My mother died during the same year we took that trip together along the coast. That was the last thing I would have expected on that weekend, that my mother would die soon.  That she would become ill with cancer, and that she would die.  The faith she had clung to all those years, the teachings of her church which stated that there was no death, there was no evil, there was no matter, that promised us all that these things would not happen.  But there it was in her body, which proved to be material after all, a tumor of great proportion, attacking her wellness and her spirit, draining her.  There was evil, in the form of this dark thing which would overtake her sooner than we prayed and in spite of those prayers, and ultimately would take her away.  There was to be in our experience,

in the very literal sense of the word, such a thing as death.  It ended things.  It parted people who tried to love each other.

So now, I am standing next to my washing machine, and I am sorting laundry.  I am putting lingerie into the warm water, and my thoughts circle above my head and crashland back into that evening, above the pounding waves.

My mother talked to herself all the years of my childhood, and, I learned on that trip, beyond.  Suddenly this day, the possibility struck me.  Why had I not thought of it before?
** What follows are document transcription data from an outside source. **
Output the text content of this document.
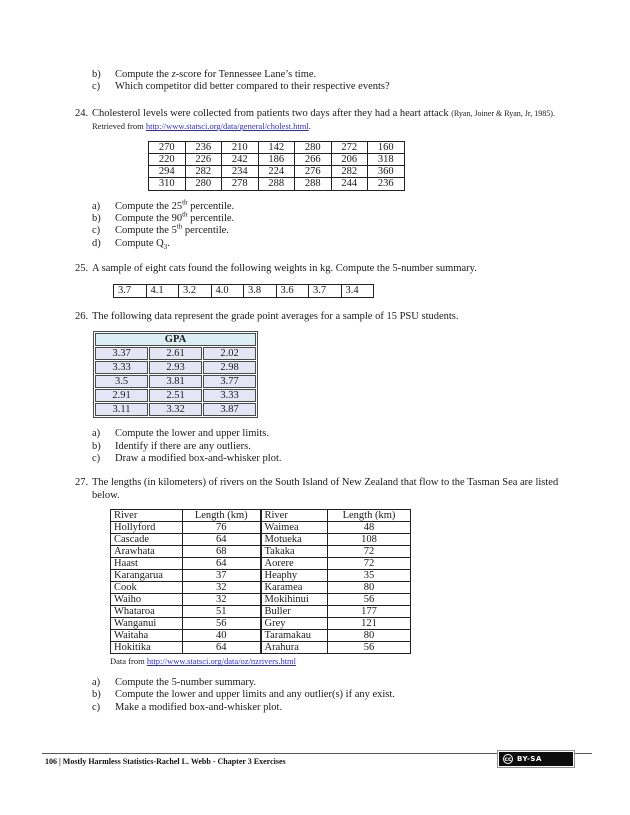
b)	Compute the z-score for Tennessee Lane’s time.
c)	Which competitor did better compared to their respective events?
24. Cholesterol levels were collected from patients two days after they had a heart attack (Ryan, Joiner & Ryan, Jr, 1985).
Retrieved from http://www.statsci.org/data/general/cholest.html.
270	236	210	142	280	272	160
220	226	242	186	266	206	318
294	282	234	224	276	282	360
310	280	278	288	288	244	236
a)	Compute the 25th percentile.
b)	Compute the 90th percentile.
c)	Compute the 5th percentile.
d)	Compute $Q_3$.
25. A sample of eight cats found the following weights in kg. Compute the 5-number summary.
3.7	4.1	3.2	4.0	3.8	3.6	3.7	3.4
26. The following data represent the grade point averages for a sample of 15 PSU students.
GPA		
3.37	2.61	2.02
3.33	2.93	2.98
3.5	3.81	3.77
2.91	2.51	3.33
3.11	3.32	3.87
a)	Compute the lower and upper limits.
b)	Identify if there are any outliers.
c)	Draw a modified box-and-whisker plot.
27. The lengths (in kilometers) of rivers on the South Island of New Zealand that flow to the Tasman Sea are listed
below.
River	Length (km)	River	Length (km)
Hollyford	76	Waimea	48
Cascade	64	Motueka	108
Arawhata	68	Takaka	72
Haast	64	Aorere	72
Karangarua	37	Heaphy	35
Cook	32	Karamea	80
Waiho	32	Mokihinui	56
Whataroa	51	Buller	177
Wanganui	56	Grey	121
Waitaha	40	Taramakau	80
Hokitika	64	Arahura	56
Data from http://www.statsci.org/data/oz/nzrivers.html
a)	Compute the 5-number summary.
b)	Compute the lower and upper limits and any outlier(s) if any exist.
c)	Make a modified box-and-whisker plot.
106 | Mostly Harmless Statistics-Rachel L. Webb - Chapter 3 Exercises	cc BY-SA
My mother really didn’t know. Perhaps her selves had split off from each other, like selves do when there is unbearable emotional pain.  I have heard of this, and believe it to be true.  We create a stronger self to cope with our pain, to protect us, to shelter us.  

I have the papers from the foundling home, The Children’s Home Society, in North Dakota.  The papers tell the painful story of a little girl, taken to an orphanage when she was four years old, and left there.  I’m sure there were reasons that had nothing to do with her.  It wasn’t her fault.  But she didn’t know that.
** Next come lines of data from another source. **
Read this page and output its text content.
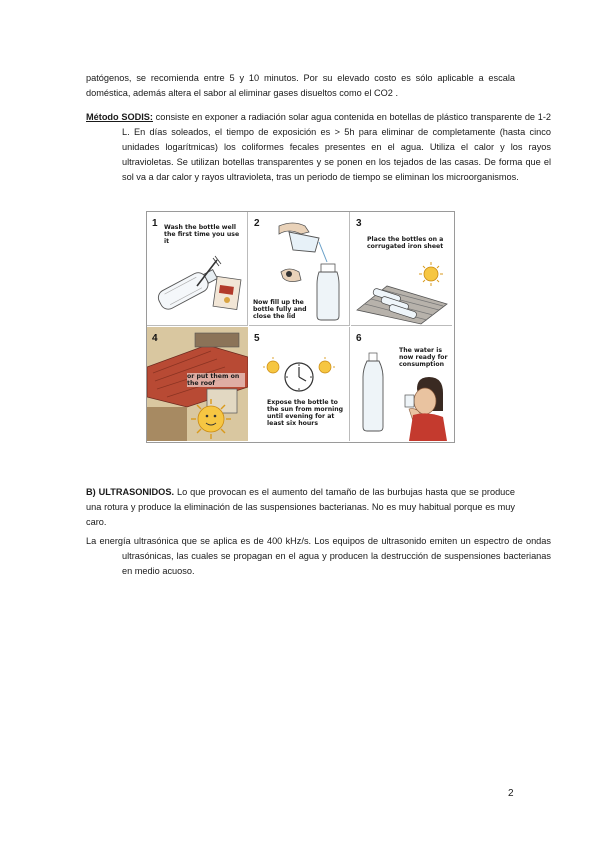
patógenos, se recomienda entre 5 y 10 minutos. Por su elevado costo es sólo aplicable a escala doméstica, además altera el sabor al eliminar gases disueltos como el CO2 .

Método SODIS: consiste en exponer a radiación solar agua contenida en botellas de plástico transparente de 1-2 L. En días soleados, el tiempo de exposición es > 5h para eliminar de completamente (hasta cinco unidades logarítmicas) los coliformes fecales presentes en el agua. Utiliza el calor y los rayos ultravioletas. Se utilizan botellas transparentes y se ponen en los tejados de las casas. De forma que el sol va a dar calor y rayos ultravioleta, tras un periodo de tiempo se eliminan los microorganismos.

1 Wash the bottle well the first time you use it
2
Now fill up the bottle fully and close the lid
3
Place the bottles on a corrugated iron sheet
4
or put them on the roof
5
Expose the bottle to the sun from morning until evening for at least six hours
6
The water is now ready for consumption

B) ULTRASONIDOS. Lo que provocan es el aumento del tamaño de las burbujas hasta que se produce una rotura y produce la eliminación de las suspensiones bacterianas. No es muy habitual porque es muy caro.

La energía ultrasónica que se aplica es de 400 kHz/s. Los equipos de ultrasonido emiten un espectro de ondas ultrasónicas, las cuales se propagan en el agua y producen la destrucción de suspensiones bacterianas en medio acuoso.

2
Then some kind people took her into their home, and later, when she was ten years old, they officially adopted her.

What went on in her mind, and in her heart all those years in between?  Was she on trial?  Was all of life a test, to see if she qualified to be someone’s little girl?  To see if she qualified to be?  

She had to doubt herself.  And she certainly could never have expressed anger, or hurt.  They might return her.  She would have to be very, very good.  Then maybe they would keep her.
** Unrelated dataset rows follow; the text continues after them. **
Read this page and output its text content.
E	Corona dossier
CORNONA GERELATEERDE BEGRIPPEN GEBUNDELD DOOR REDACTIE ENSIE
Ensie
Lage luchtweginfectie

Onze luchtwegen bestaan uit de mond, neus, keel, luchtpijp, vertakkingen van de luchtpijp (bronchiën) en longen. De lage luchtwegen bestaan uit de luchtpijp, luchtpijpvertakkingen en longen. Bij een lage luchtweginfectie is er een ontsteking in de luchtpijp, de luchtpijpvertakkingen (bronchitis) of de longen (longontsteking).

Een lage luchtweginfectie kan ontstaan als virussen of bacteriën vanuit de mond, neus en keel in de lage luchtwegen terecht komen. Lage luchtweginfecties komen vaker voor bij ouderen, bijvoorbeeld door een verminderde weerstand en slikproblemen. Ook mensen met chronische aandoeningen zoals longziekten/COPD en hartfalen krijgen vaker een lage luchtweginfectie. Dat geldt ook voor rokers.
I try to imagine that little girl, four years old.  I picture her laying in the dark, longing for her mother’s arms to comfort her. I try to imagine how frightened and lonely, and sad, she must have been.  That would be enough emotional pain to cause you to conjur up another self.

Lizzie was her name, her birth name on her birth certificate.  Elizabeth was the name on her adoption papers.  Lizzie wasn’t good enough.

This is bizarre, this story I have conjured up. I wonder if it is far from the truth. I wonder if Elizabeth left the room, and Lizzie raged, trying to settle the score, trying to address the issues, the injustices.  Lizzie must have been pretty sad, and pretty angry about not being good enough. There were a lot of disappointments over the years that Elizabeth might have needed Lizzie’s help with.  Life didn’t get a lot easier.  It looked like it was going to, from time to time, but then it didn’t.

I looked at those papers from the Children’s Home Society of North Dakota not long ago.  The tears come easily still.  I wish I could put my arms around Lizzie.  I wish I could put my arms around Elizabeth.  But she only lives now in my heart and in my memory.  Sometimes I think about the fact that she lives inside me too, in my genes, in my cells, in my sad and darkest moments.  Sometimes still, from a distance, I hear her whisperings as if it were yesterday and they were coming from just there, on the stone path in the darkness beyond the closed door. Or from just down the hall.  But there’s such a distance now.  Farther than the end of the yard, farther than the top of the stair.  If only I had understood then, so I could have tried to make it better.

I am still trying hard to understand, so I could make it better, for us both. But you can never fix things from such a distance.